# 270 Winchester Recipe for Nosler 140gr Accubond



## AGRubio (Aug 11, 2010)

Has anyone any information on a menu for 140gr Nosler Accubond, 270 Winchester, with IMR 4064 powder. Looking to have about 2800 FPS. 
Any help will be appreciated.


----------



## Screeminreel (Jun 2, 2004)

Haven't used that particular powder, but they shot well using several others. I found the seating depth was more important in my rifle than what I dumped in the case. Powders from IMR-3031 up through H4831 should work fine with 4064 falling in there nicely. You might look at a bit slower powder to get a better case fill, but if it's what you have, it's what you have. 

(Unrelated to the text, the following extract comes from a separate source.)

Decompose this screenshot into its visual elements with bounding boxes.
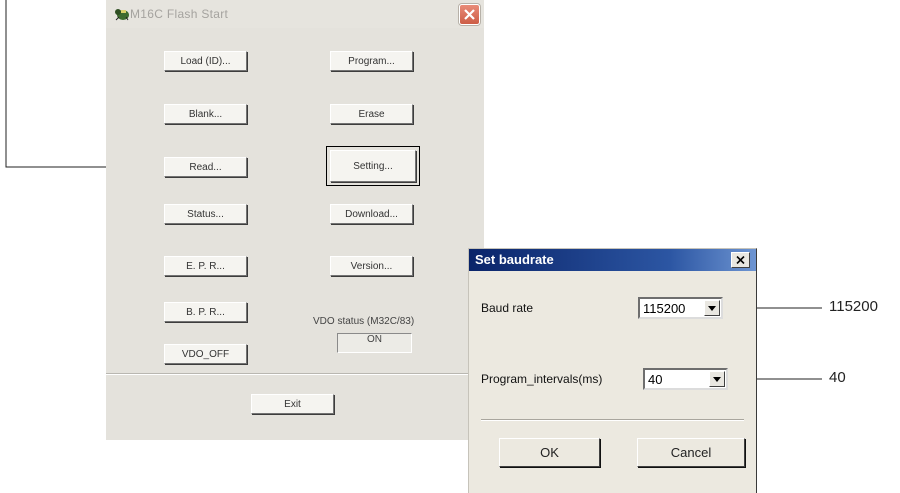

I might be lucky with the rifle I have, it is simply a stock off the shelf Rem 700, but it has always shot what ever I fed it very accurately. The load I use now, is an ample dose of Ramshot hunter and the 130gr SST. When I worked it up, it was getting just over 3000fps and grouping less than an inch at 200yds. It has worked flawlessly out to over 350yds on everything I have sicked it on.


----------



## AGRubio (Aug 11, 2010)

*Thanks*

Thanks for the info. The IMR4064 is the powder I've been using with the 30-06 Rem 700 BDL. It works great so that is why I have it. The 270 is a A-Bolt Browning, Great trigger the Acu-trigger groups very nicely with store bought ammo but I think I can get the grouping tighter at 150YDS.


----------



## Condition One (Sep 18, 2006)

*.270 Win load*

I'll have to look at my log book to see the performance of the loads with several powders as many shot well. My "pet load" in .270 is 56 grains of IMR 7828 and 140 Ballistic tip. It shoots .147" center to center. I have since bought some Accubonds but haven't loaded any yet. "IF" they truly behave like the Ballistic tips, I will most likely never poad anything else for that rifle. Good luck and keep shooting...


----------